Questo pomeriggio si sono svolte quattro ore di sciopero nelle principali aziende metalmeccaniche della provincia di Piacenza per una iniziativa nazionale promossa dai sindacati Fim CISL, Fiom CGIL e Uilm UIL volta a sollecitare il rilancio industriale, sostenere gli investimenti e l’occupazione, per la transizione sostenibile e risolvere le crisi aperte. Delegazioni hanno anche effettuato un presidio di fronte alla prefettura di Piacenza, dove i lavoratori sono stati ricevuti per rappresentare le loro istanze.
Le metalmeccaniche e i metalmeccanici stanno vivendo . Sono anni, si fa notare, che l’Italia vede ridursi la sua base produttiva e appunto industriale. E, nell’attuale fase di grandi trasformazioni e di processi di transizione ecologica, digitale, energetica e tecnologica sono mancati, sostengono i sindacati, da parte della politica e dei governi, gli orientamenti e le scelte sui temi del lavoro e dell’industria.

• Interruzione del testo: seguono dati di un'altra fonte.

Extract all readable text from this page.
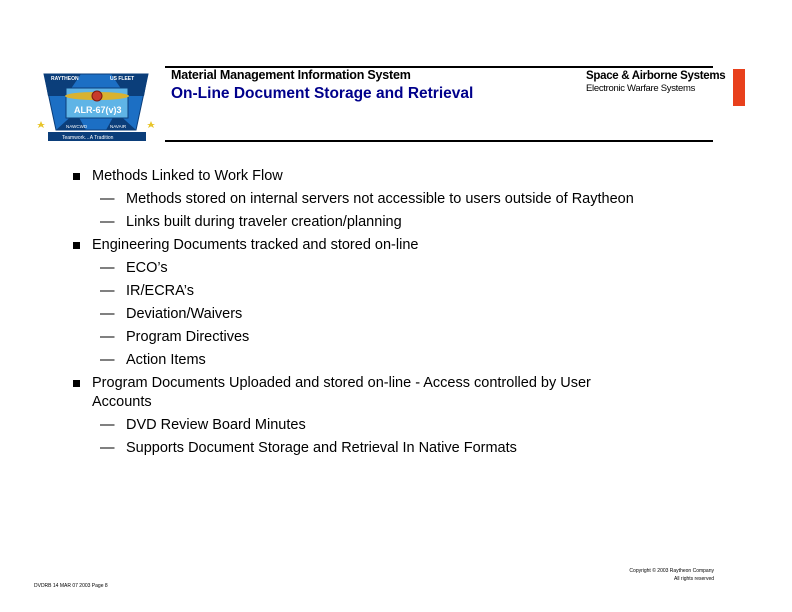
RAYTHEON	US FLEET
ALR-67(v)3
NAWCWD	NAVAIR
Teamwork…A Tradition
Material Management Information System
On-Line Document Storage and Retrieval
Space & Airborne Systems
Electronic Warfare Systems
Methods Linked to Work Flow
— Methods stored on internal servers not accessible to users outside of Raytheon
— Links built during traveler creation/planning
Engineering Documents tracked and stored on-line
— ECO’s
— IR/ECRA’s
— Deviation/Waivers
— Program Directives
— Action Items
Program Documents Uploaded and stored on-line - Access controlled by User
Accounts
— DVD Review Board Minutes
— Supports Document Storage and Retrieval In Native Formats
DVDRB 14 MAR 07 2003 Page 8
Copyright © 2003 Raytheon Company
All rights reserved
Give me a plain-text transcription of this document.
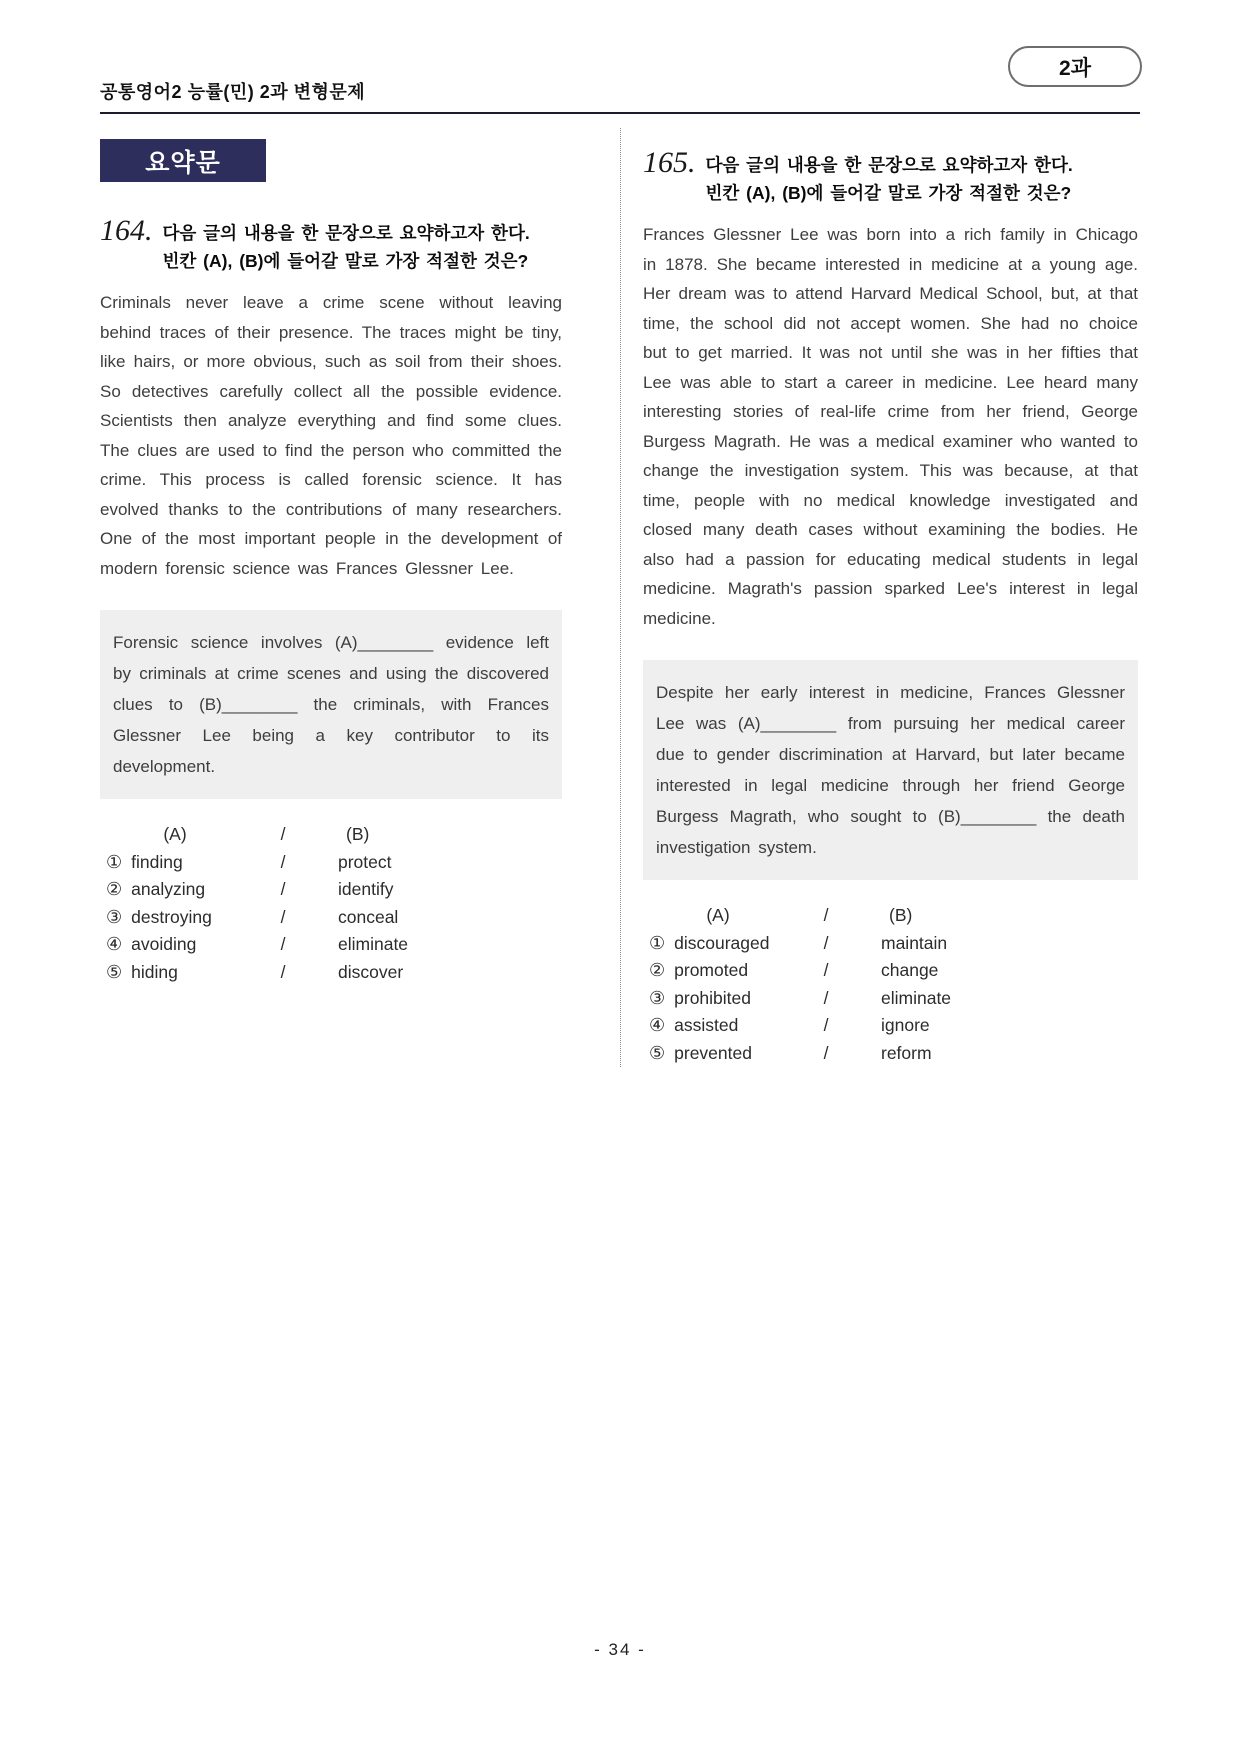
2과
공통영어2 능률(민) 2과 변형문제
요약문
164. 다음 글의 내용을 한 문장으로 요약하고자 한다.
빈칸 (A), (B)에 들어갈 말로 가장 적절한 것은?
Criminals never leave a crime scene without leaving behind traces of their presence. The traces might be tiny, like hairs, or more obvious, such as soil from their shoes. So detectives carefully collect all the possible evidence. Scientists then analyze everything and find some clues. The clues are used to find the person who committed the crime. This process is called forensic science. It has evolved thanks to the contributions of many researchers. One of the most important people in the development of modern forensic science was Frances Glessner Lee.
Forensic science involves (A)________ evidence left by criminals at crime scenes and using the discovered clues to (B)________ the criminals, with Frances Glessner Lee being a key contributor to its development.
(A)	/	(B)
① finding	/	protect
② analyzing	/	identify
③ destroying	/	conceal
④ avoiding	/	eliminate
⑤ hiding	/	discover
165. 다음 글의 내용을 한 문장으로 요약하고자 한다.
빈칸 (A), (B)에 들어갈 말로 가장 적절한 것은?
Frances Glessner Lee was born into a rich family in Chicago in 1878. She became interested in medicine at a young age. Her dream was to attend Harvard Medical School, but, at that time, the school did not accept women. She had no choice but to get married. It was not until she was in her fifties that Lee was able to start a career in medicine. Lee heard many interesting stories of real-life crime from her friend, George Burgess Magrath. He was a medical examiner who wanted to change the investigation system. This was because, at that time, people with no medical knowledge investigated and closed many death cases without examining the bodies. He also had a passion for educating medical students in legal medicine. Magrath's passion sparked Lee's interest in legal medicine.
Despite her early interest in medicine, Frances Glessner Lee was (A)________ from pursuing her medical career due to gender discrimination at Harvard, but later became interested in legal medicine through her friend George Burgess Magrath, who sought to (B)________ the death investigation system.
(A)	/	(B)
① discouraged	/	maintain
② promoted	/	change
③ prohibited	/	eliminate
④ assisted	/	ignore
⑤ prevented	/	reform
- 34 -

Per il settore sono quindi sempre più urgenti interventi di politica industriale che ancora non si vedono, senza i quali rischia di peggiorare la condizione economica, industriale e sociale, caratterizzata da prospettive di particolare incertezza. “E necessario rimettere centro il lavoro dell’industria metalmeccanica e impiantistica se si vuole una reale transizione, altrimenti – si legge in un volantino unitario diffuso dai sindacati – si rischia di aggravare la condizione: delle lavoratrici e dei lavoratori già appesantita da pandemia, crisi, instabilità geopolitica e da un’inflazione a livelli record, che erode il potere di acquisto dei salari”.
Fim, Fiom e Uilm si mobilitano perciò per rivendicare il ruolo del pubblico a partire dalle responsabilità del governo. Servono scelte politiche e industriali per far si che i cambiamenti diventino altrettante occasioni.
Lo sciopero di oggi sollecita l’apertura di tavoli di confronto sui settori e sulle filiere in difficoltà per definire i piani di sviluppo e l’incremento e il confronto sugli investimenti pubblici e privati nei settori strategici e la reindustrializzazione delle aree di crisi per garantire l’occupazione. Si chiede di valorizzare e sostenere il reddito da lavoro; l’impegno comune al confronto e all’uso delle risorse del PNRR per lo sviluppo del settore metalmeccanico; la riforma degli ammortizzatori sociali, con strumenti adeguati alla transizione ecologica e digitale.
Si propone l’incentivazione di contratti di espansione e di solidarietà, per ridurre l’orario di lavoro e favorire l’occupazione giovanile e un piano di formazione sulle nuove competenze, la riqualificazione e la valorizzazione degli Istituti Tecnici Superiori e del sistema universitario.
Necesario anche intervenire per aumentare la dimensione d’impresa, superare le gare al massimo ribasso negli appalti e stabilizzare il lavoro precario.